On the one hand, the sovereignty of Parliament is regulated by a series of stipulations for which the 'Speaker' of the House - the equivalent of the President of the Spanish Congress of Deputies - is responsible. One of the articles of this regulation, III.5, subjects the members of parliament to a code of conduct that requires them to respect the law. It is conceivable that voting for the violation of an International Treaty approved by them constitutes a manifest infringement, which may hypothetically lead the 'Speaker' to disqualify the MPs who voted in favour of the Internal Market Act.

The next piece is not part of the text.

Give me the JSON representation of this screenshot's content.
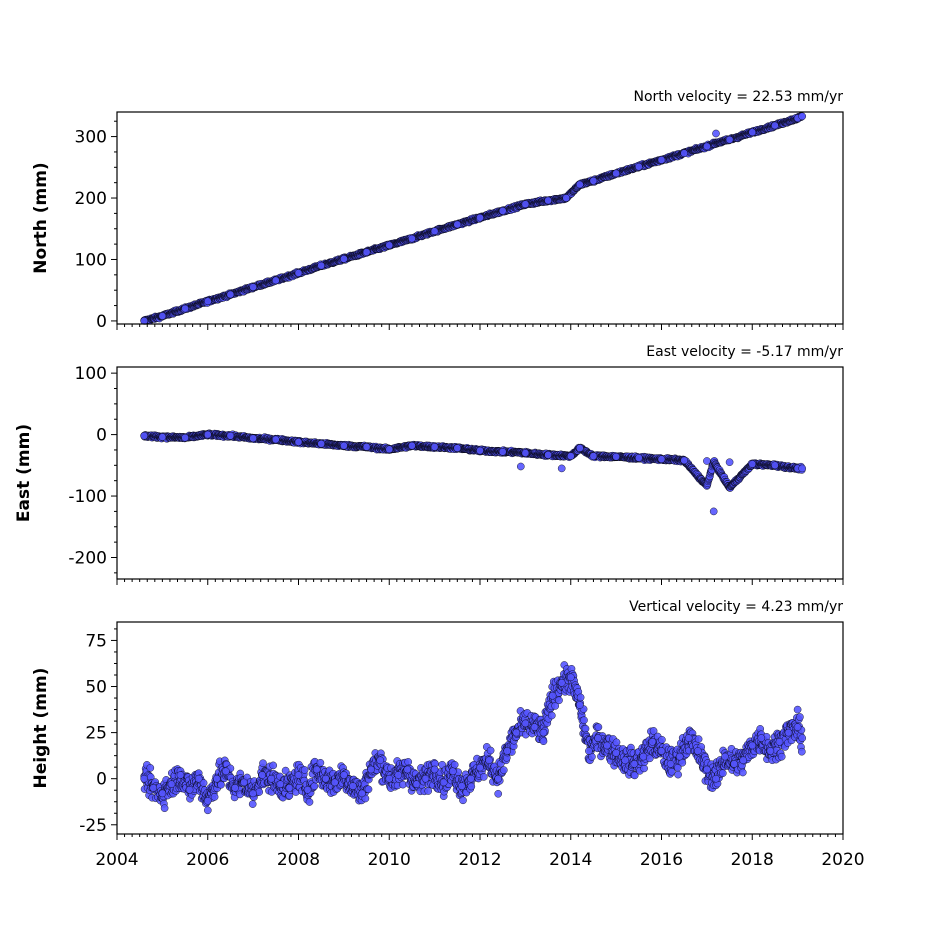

At the same time, a significant number of Lords in the Upper House have announced their intention to block the processing of the law in question, because it diverges from the manifesto of the ruling party, with the moral support of the five predecessors of Boris Johnson in Downing Street, and large conservatives of the caliber of Michael Howard, Geoffrey Cox, all influenced by the resignations of senior legal officials of the government.
These reactions show that the accumulation of nonsense that has led to the current situation, far from being the result of a sudden and improvised mistake, is the result of a government trick, to whose opportunity cost a great deal of time, effort and resources have been devoted by the administration. In other words, the announcement by a Secretary of State, in a parliamentary series, that his government was preparing to "infringe international law in a very specific and limited way" would not have been possible without the active or passive complicity of those responsible for the application of the Ministerial Codes and the Civil Service Corps and the Attorney General, who holds the position of State Attorney.

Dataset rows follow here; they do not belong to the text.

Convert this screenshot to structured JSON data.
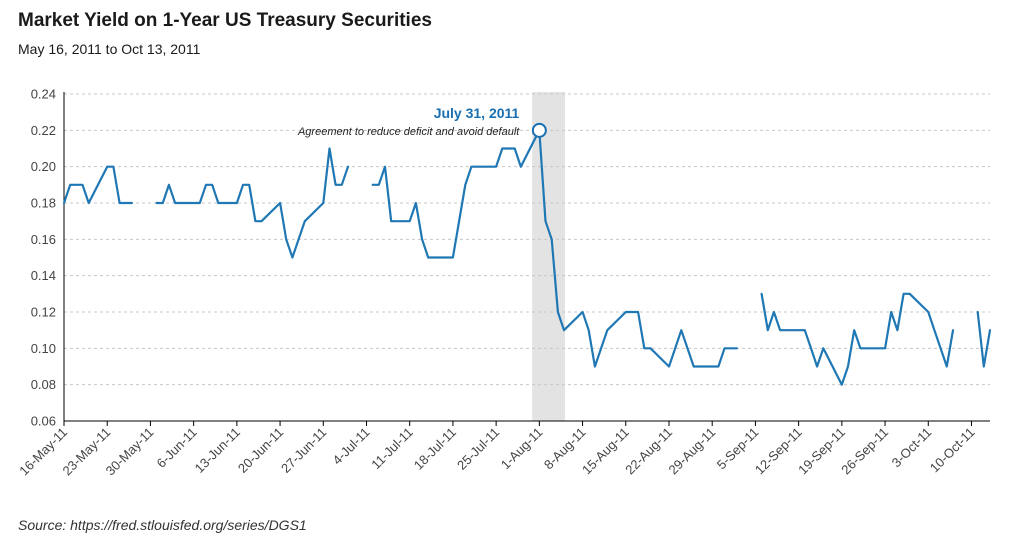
{
  "header": {
    "title": "Market Yield on 1-Year US Treasury Securities",
    "subtitle": "May 16, 2011 to Oct 13, 2011"
  },
  "footer": {
    "source": "Source: https://fred.stlouisfed.org/series/DGS1"
  },
  "colors": {
    "line": "#1f77b4",
    "annotation": "#1a6fb0",
    "highlight_band": "#e3e3e3",
    "grid": "#c8c8c8"
  },
  "chart_data": {
    "type": "line",
    "title": "Market Yield on 1-Year US Treasury Securities",
    "subtitle": "May 16, 2011 to Oct 13, 2011",
    "xlabel": "",
    "ylabel": "",
    "ylim": [
      0.06,
      0.24
    ],
    "yticks": [
      0.06,
      0.08,
      0.1,
      0.12,
      0.14,
      0.16,
      0.18,
      0.2,
      0.22,
      0.24
    ],
    "ytick_labels": [
      "0.06",
      "0.08",
      "0.10",
      "0.12",
      "0.14",
      "0.16",
      "0.18",
      "0.20",
      "0.22",
      "0.24"
    ],
    "xlim": [
      "2011-05-16",
      "2011-10-13"
    ],
    "xticks": [
      "2011-05-16",
      "2011-05-23",
      "2011-05-30",
      "2011-06-06",
      "2011-06-13",
      "2011-06-20",
      "2011-06-27",
      "2011-07-04",
      "2011-07-11",
      "2011-07-18",
      "2011-07-25",
      "2011-08-01",
      "2011-08-08",
      "2011-08-15",
      "2011-08-22",
      "2011-08-29",
      "2011-09-05",
      "2011-09-12",
      "2011-09-19",
      "2011-09-26",
      "2011-10-03",
      "2011-10-10"
    ],
    "xtick_labels": [
      "16-May-11",
      "23-May-11",
      "30-May-11",
      "6-Jun-11",
      "13-Jun-11",
      "20-Jun-11",
      "27-Jun-11",
      "4-Jul-11",
      "11-Jul-11",
      "18-Jul-11",
      "25-Jul-11",
      "1-Aug-11",
      "8-Aug-11",
      "15-Aug-11",
      "22-Aug-11",
      "29-Aug-11",
      "5-Sep-11",
      "12-Sep-11",
      "19-Sep-11",
      "26-Sep-11",
      "3-Oct-11",
      "10-Oct-11"
    ],
    "grid": true,
    "highlight_range": [
      "2011-07-31",
      "2011-08-05"
    ],
    "annotation": {
      "date": "2011-07-31",
      "value": 0.22,
      "title": "July 31, 2011",
      "text": "Agreement to reduce deficit and avoid default"
    },
    "series": [
      {
        "name": "",
        "points": [
          {
            "x": "2011-05-16",
            "y": 0.18
          },
          {
            "x": "2011-05-17",
            "y": 0.19
          },
          {
            "x": "2011-05-18",
            "y": 0.19
          },
          {
            "x": "2011-05-19",
            "y": 0.19
          },
          {
            "x": "2011-05-20",
            "y": 0.18
          },
          {
            "x": "2011-05-23",
            "y": 0.2
          },
          {
            "x": "2011-05-24",
            "y": 0.2
          },
          {
            "x": "2011-05-25",
            "y": 0.18
          },
          {
            "x": "2011-05-26",
            "y": 0.18
          },
          {
            "x": "2011-05-27",
            "y": 0.18
          },
          {
            "x": "2011-05-30",
            "y": null
          },
          {
            "x": "2011-05-31",
            "y": 0.18
          },
          {
            "x": "2011-06-01",
            "y": 0.18
          },
          {
            "x": "2011-06-02",
            "y": 0.19
          },
          {
            "x": "2011-06-03",
            "y": 0.18
          },
          {
            "x": "2011-06-06",
            "y": 0.18
          },
          {
            "x": "2011-06-07",
            "y": 0.18
          },
          {
            "x": "2011-06-08",
            "y": 0.19
          },
          {
            "x": "2011-06-09",
            "y": 0.19
          },
          {
            "x": "2011-06-10",
            "y": 0.18
          },
          {
            "x": "2011-06-13",
            "y": 0.18
          },
          {
            "x": "2011-06-14",
            "y": 0.19
          },
          {
            "x": "2011-06-15",
            "y": 0.19
          },
          {
            "x": "2011-06-16",
            "y": 0.17
          },
          {
            "x": "2011-06-17",
            "y": 0.17
          },
          {
            "x": "2011-06-20",
            "y": 0.18
          },
          {
            "x": "2011-06-21",
            "y": 0.16
          },
          {
            "x": "2011-06-22",
            "y": 0.15
          },
          {
            "x": "2011-06-23",
            "y": 0.16
          },
          {
            "x": "2011-06-24",
            "y": 0.17
          },
          {
            "x": "2011-06-27",
            "y": 0.18
          },
          {
            "x": "2011-06-28",
            "y": 0.21
          },
          {
            "x": "2011-06-29",
            "y": 0.19
          },
          {
            "x": "2011-06-30",
            "y": 0.19
          },
          {
            "x": "2011-07-01",
            "y": 0.2
          },
          {
            "x": "2011-07-04",
            "y": null
          },
          {
            "x": "2011-07-05",
            "y": 0.19
          },
          {
            "x": "2011-07-06",
            "y": 0.19
          },
          {
            "x": "2011-07-07",
            "y": 0.2
          },
          {
            "x": "2011-07-08",
            "y": 0.17
          },
          {
            "x": "2011-07-11",
            "y": 0.17
          },
          {
            "x": "2011-07-12",
            "y": 0.18
          },
          {
            "x": "2011-07-13",
            "y": 0.16
          },
          {
            "x": "2011-07-14",
            "y": 0.15
          },
          {
            "x": "2011-07-15",
            "y": 0.15
          },
          {
            "x": "2011-07-18",
            "y": 0.15
          },
          {
            "x": "2011-07-19",
            "y": 0.17
          },
          {
            "x": "2011-07-20",
            "y": 0.19
          },
          {
            "x": "2011-07-21",
            "y": 0.2
          },
          {
            "x": "2011-07-22",
            "y": 0.2
          },
          {
            "x": "2011-07-25",
            "y": 0.2
          },
          {
            "x": "2011-07-26",
            "y": 0.21
          },
          {
            "x": "2011-07-27",
            "y": 0.21
          },
          {
            "x": "2011-07-28",
            "y": 0.21
          },
          {
            "x": "2011-07-29",
            "y": 0.2
          },
          {
            "x": "2011-08-01",
            "y": 0.22
          },
          {
            "x": "2011-08-02",
            "y": 0.17
          },
          {
            "x": "2011-08-03",
            "y": 0.16
          },
          {
            "x": "2011-08-04",
            "y": 0.12
          },
          {
            "x": "2011-08-05",
            "y": 0.11
          },
          {
            "x": "2011-08-08",
            "y": 0.12
          },
          {
            "x": "2011-08-09",
            "y": 0.11
          },
          {
            "x": "2011-08-10",
            "y": 0.09
          },
          {
            "x": "2011-08-11",
            "y": 0.1
          },
          {
            "x": "2011-08-12",
            "y": 0.11
          },
          {
            "x": "2011-08-15",
            "y": 0.12
          },
          {
            "x": "2011-08-16",
            "y": 0.12
          },
          {
            "x": "2011-08-17",
            "y": 0.12
          },
          {
            "x": "2011-08-18",
            "y": 0.1
          },
          {
            "x": "2011-08-19",
            "y": 0.1
          },
          {
            "x": "2011-08-22",
            "y": 0.09
          },
          {
            "x": "2011-08-23",
            "y": 0.1
          },
          {
            "x": "2011-08-24",
            "y": 0.11
          },
          {
            "x": "2011-08-25",
            "y": 0.1
          },
          {
            "x": "2011-08-26",
            "y": 0.09
          },
          {
            "x": "2011-08-29",
            "y": 0.09
          },
          {
            "x": "2011-08-30",
            "y": 0.09
          },
          {
            "x": "2011-08-31",
            "y": 0.1
          },
          {
            "x": "2011-09-01",
            "y": 0.1
          },
          {
            "x": "2011-09-02",
            "y": 0.1
          },
          {
            "x": "2011-09-05",
            "y": null
          },
          {
            "x": "2011-09-06",
            "y": 0.13
          },
          {
            "x": "2011-09-07",
            "y": 0.11
          },
          {
            "x": "2011-09-08",
            "y": 0.12
          },
          {
            "x": "2011-09-09",
            "y": 0.11
          },
          {
            "x": "2011-09-12",
            "y": 0.11
          },
          {
            "x": "2011-09-13",
            "y": 0.11
          },
          {
            "x": "2011-09-14",
            "y": 0.1
          },
          {
            "x": "2011-09-15",
            "y": 0.09
          },
          {
            "x": "2011-09-16",
            "y": 0.1
          },
          {
            "x": "2011-09-19",
            "y": 0.08
          },
          {
            "x": "2011-09-20",
            "y": 0.09
          },
          {
            "x": "2011-09-21",
            "y": 0.11
          },
          {
            "x": "2011-09-22",
            "y": 0.1
          },
          {
            "x": "2011-09-23",
            "y": 0.1
          },
          {
            "x": "2011-09-26",
            "y": 0.1
          },
          {
            "x": "2011-09-27",
            "y": 0.12
          },
          {
            "x": "2011-09-28",
            "y": 0.11
          },
          {
            "x": "2011-09-29",
            "y": 0.13
          },
          {
            "x": "2011-09-30",
            "y": 0.13
          },
          {
            "x": "2011-10-03",
            "y": 0.12
          },
          {
            "x": "2011-10-04",
            "y": 0.11
          },
          {
            "x": "2011-10-05",
            "y": 0.1
          },
          {
            "x": "2011-10-06",
            "y": 0.09
          },
          {
            "x": "2011-10-07",
            "y": 0.11
          },
          {
            "x": "2011-10-10",
            "y": null
          },
          {
            "x": "2011-10-11",
            "y": 0.12
          },
          {
            "x": "2011-10-12",
            "y": 0.09
          },
          {
            "x": "2011-10-13",
            "y": 0.11
          }
        ]
      }
    ]
  }
}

All of which leads us to infer that Boris Johnson's government is convinced that it will be able to overcome the remaining internal obstacles and that it can ignore both the fines that would foreseeably be imposed by the European Court of Justice at the request of the European Commission pursuant to article 178 of the still valid exit agreement and the subsequent sanctions in the form of trade barriers, which would lead, after a long and winding process, to a political and diplomatic crisis between the two international players.

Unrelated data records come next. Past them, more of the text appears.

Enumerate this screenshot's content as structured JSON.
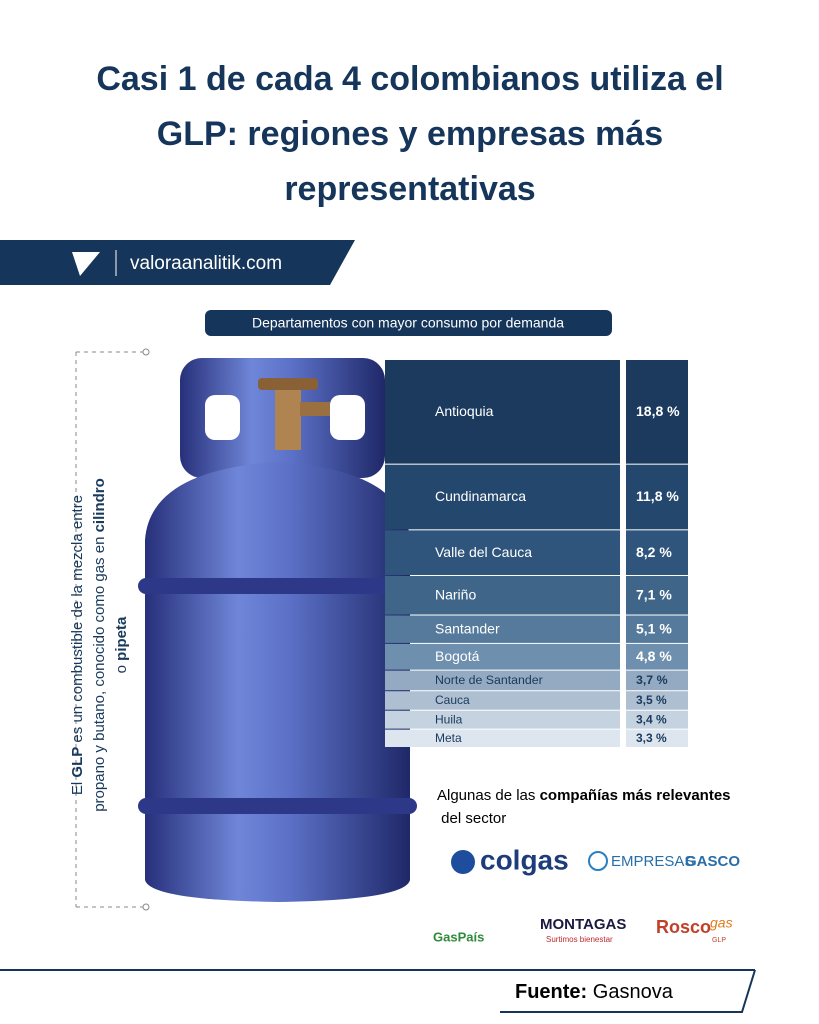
{
  "header": {
    "title": "Casi 1 de cada 4 colombianos utiliza el GLP: regiones y empresas más representativas",
    "site": "valoraanalitik.com"
  },
  "chart_data": {
    "type": "bar",
    "title": "Departamentos con mayor consumo por demanda",
    "categories": [
      "Antioquia",
      "Cundinamarca",
      "Valle del Cauca",
      "Nariño",
      "Santander",
      "Bogotá",
      "Norte de Santander",
      "Cauca",
      "Huila",
      "Meta"
    ],
    "values": [
      18.8,
      11.8,
      8.2,
      7.1,
      5.1,
      4.8,
      3.7,
      3.5,
      3.4,
      3.3
    ],
    "value_labels": [
      "18,8 %",
      "11,8 %",
      "8,2 %",
      "7,1 %",
      "5,1 %",
      "4,8 %",
      "3,7 %",
      "3,5 %",
      "3,4 %",
      "3,3 %"
    ],
    "colors": [
      "#1b3a5e",
      "#24476d",
      "#2f557c",
      "#3f6589",
      "#557a9c",
      "#6f8fae",
      "#93aac2",
      "#aebfd1",
      "#c5d2df",
      "#dde5ee"
    ]
  },
  "note": {
    "segments": [
      {
        "text": "El ",
        "bold": false
      },
      {
        "text": "GLP",
        "bold": true
      },
      {
        "text": " es un combustible de la mezcla entre propano y butano, conocido como gas en ",
        "bold": false
      },
      {
        "text": "cilindro",
        "bold": true
      },
      {
        "text": " o ",
        "bold": false
      },
      {
        "text": "pipeta",
        "bold": true
      }
    ]
  },
  "companies": {
    "intro": [
      {
        "text": "Algunas de las ",
        "bold": false
      },
      {
        "text": "compañías más relevantes",
        "bold": true
      },
      {
        "text": " del sector",
        "bold": false
      }
    ],
    "logos": {
      "colgas": "colgas",
      "gasco_a": "EMPRESAS",
      "gasco_b": "GASCO",
      "gaspais": "GasPaís",
      "montagas": "MONTAGAS",
      "montagas_tag": "Surtimos bienestar",
      "rosco_a": "Rosco",
      "rosco_b": "gas",
      "rosco_c": "GLP"
    }
  },
  "source": {
    "label": "Fuente:",
    "name": "Gasnova"
  }
}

But by then, according to these political calculations, the United Kingdom would have broken the deadlock and cast off, moving towards a non-Eurocentric defence policy that was even more similar to America's and focused on shifting Britain's influence towards Japan, Australia, New Zealand, Singapore and Malaysia. The United Kingdom's obvious global ambitions, developed in a context of acrimony between both sides, would probably result in it becoming increasingly inescapable for the continent's countries to assume much greater responsibility for European security, with all its consequences, and in the knowledge that London will not cease in its efforts to break up the European Union and condition its foreign policy by means of the maniacal but effective formula of divide and rule.